Mark Salter who is an associate professor at the University of Ottawa's school of political studies, and who possibly views anybody who likes their privacy as a dangerously unstable liberal tree-hugging political-correctness-bot, views the scanners as a "quantum leap forward." Everybody needs to be thoroughly scanned on an equal footing and, "that becomes a new way of thinking about efficiency and effectiveness," Mark said. Salter also says that passengers must embrace and understand any new security measure, which are only for the greater good after all. He further explains, "If you explain tot he public reasonably and rationally what the process is, and what the reason is for doing it, then people will not only comply but co-operate."

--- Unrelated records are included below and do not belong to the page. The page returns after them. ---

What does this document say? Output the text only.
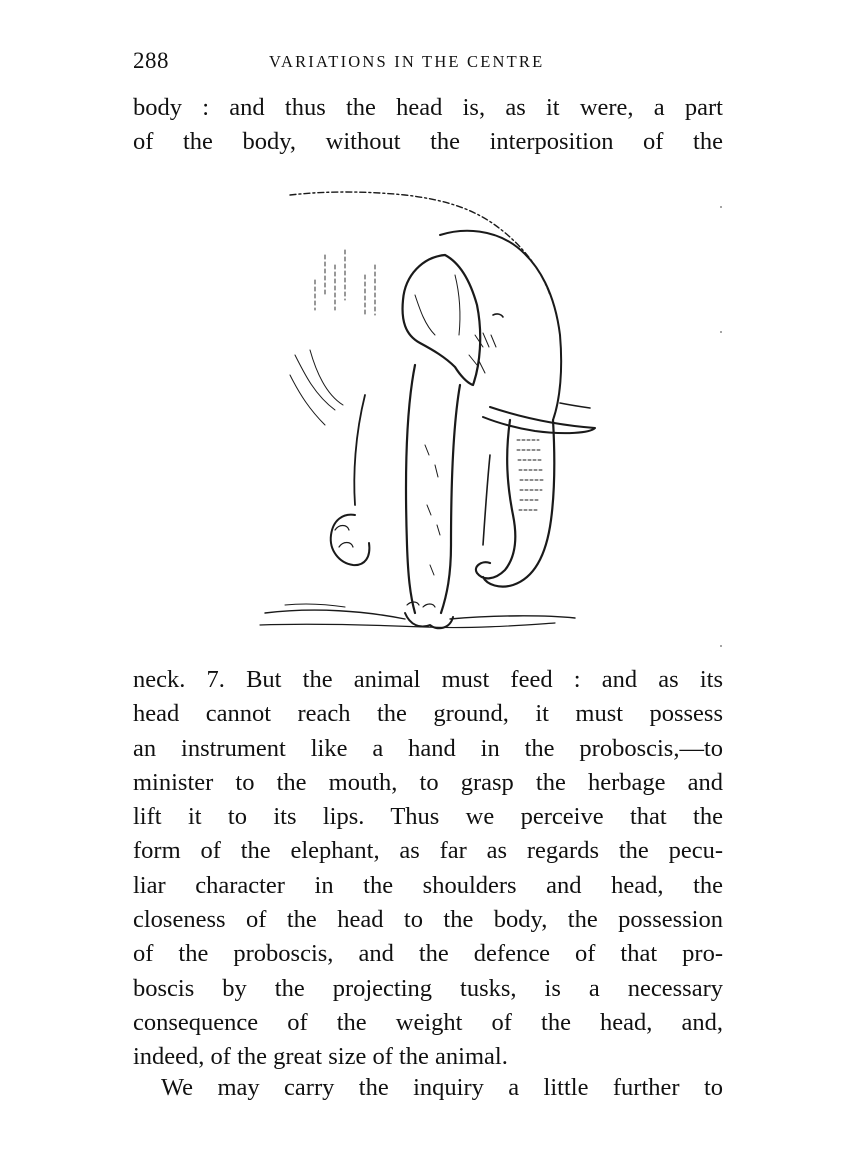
288	VARIATIONS IN THE CENTRE
body : and thus the head is, as it were, a part
of the body, without the interposition of the
neck. 7. But the animal must feed : and as its
head cannot reach the ground, it must possess
an instrument like a hand in the proboscis,—to
minister to the mouth, to grasp the herbage and
lift it to its lips. Thus we perceive that the
form of the elephant, as far as regards the pecu-
liar character in the shoulders and head, the
closeness of the head to the body, the possession
of the proboscis, and the defence of that pro-
boscis by the projecting tusks, is a necessary
consequence of the weight of the head, and,
indeed, of the great size of the animal.
We may carry the inquiry a little further to
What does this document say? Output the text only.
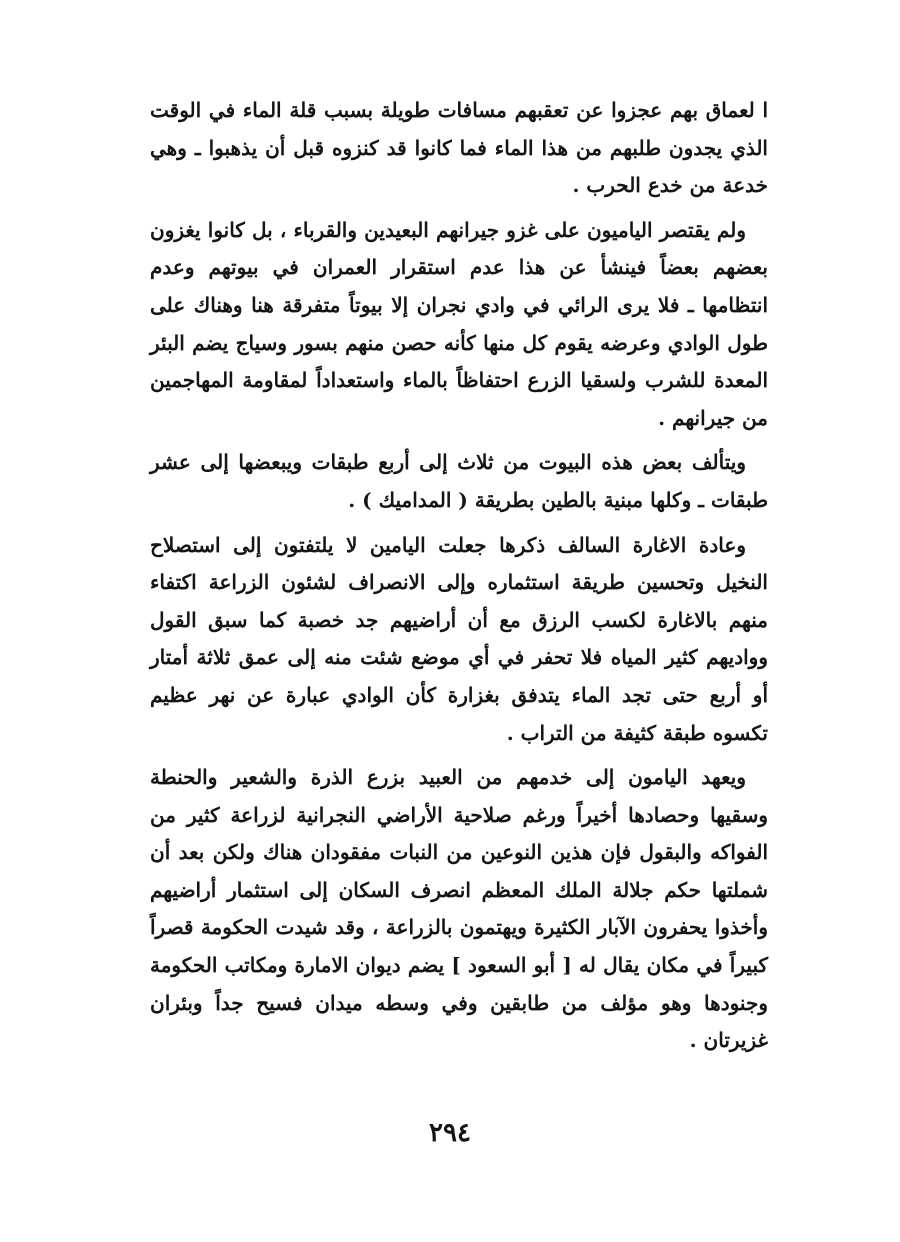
ا لعماق بهم عجزوا عن تعقبهم مسافات طويلة بسبب قلة الماء في الوقت الذي يجدون طلبهم من هذا الماء فما كانوا قد كنزوه قبل أن يذهبوا ـ وهي خدعة من خدع الحرب .

ولم يقتصر الياميون على غزو جيرانهم البعيدين والقرباء ، بل كانوا يغزون بعضهم بعضاً فينشأ عن هذا عدم استقرار العمران في بيوتهم وعدم انتظامها ـ فلا يرى الرائي في وادي نجران إلا بيوتاً متفرقة هنا وهناك على طول الوادي وعرضه يقوم كل منها كأنه حصن منهم بسور وسياج يضم البئر المعدة للشرب ولسقيا الزرع احتفاظاً بالماء واستعداداً لمقاومة المهاجمين من جيرانهم .

ويتألف بعض هذه البيوت من ثلاث إلى أربع طبقات ويبعضها إلى عشر طبقات ـ وكلها مبنية بالطين بطريقة ( المداميك ) .

وعادة الاغارة السالف ذكرها جعلت اليامين لا يلتفتون إلى استصلاح النخيل وتحسين طريقة استثماره وإلى الانصراف لشئون الزراعة اكتفاء منهم بالاغارة لكسب الرزق مع أن أراضيهم جد خصبة كما سبق القول وواديهم كثير المياه فلا تحفر في أي موضع شئت منه إلى عمق ثلاثة أمتار أو أربع حتى تجد الماء يتدفق بغزارة كأن الوادي عبارة عن نهر عظيم تكسوه طبقة كثيفة من التراب .

ويعهد اليامون إلى خدمهم من العبيد بزرع الذرة والشعير والحنطة وسقيها وحصادها أخيراً ورغم صلاحية الأراضي النجرانية لزراعة كثير من الفواكه والبقول فإن هذين النوعين من النبات مفقودان هناك ولكن بعد أن شملتها حكم جلالة الملك المعظم انصرف السكان إلى استثمار أراضيهم وأخذوا يحفرون الآبار الكثيرة ويهتمون بالزراعة ، وقد شيدت الحكومة قصراً كبيراً في مكان يقال له [ أبو السعود ] يضم ديوان الامارة ومكاتب الحكومة وجنودها وهو مؤلف من طابقين وفي وسطه ميدان فسيح جداً وبئران غزيرتان .

٢٩٤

Well, I don't now about that, Mark. What would be the reasonable and rational explanation you would give to my 95-year-old Grandmother or my 22-year-old niece as to why they have to be looked at naked before being allowed on an airplane? I can't think of one, but here's a thought: it is possible that people are just leery of this new technology just because it is new and untested technology. How about, just to show that there is nothing to be worried about what if all the politicians and security "experts" who want, or are even just allowing, this new "security" stuff to happen, how about if they and their families (parents, spouses, kids, grandkids, etc.) all have the scans done, then have all those scans blown up into poster size and posted in every airport where this technology is being used? Then people could see that there is nothing to be worried about. It would be a prime example of just how tasteful and above-board all this stuff is. Why, all those people could even go to the gym for a couple of days before being scanned. That's more than fair.
Yeah, it is sort of a "put up or shut up" type of situation, because every time I hear someone say my personal privacy has to be invaded for my own good, I get real suspicious.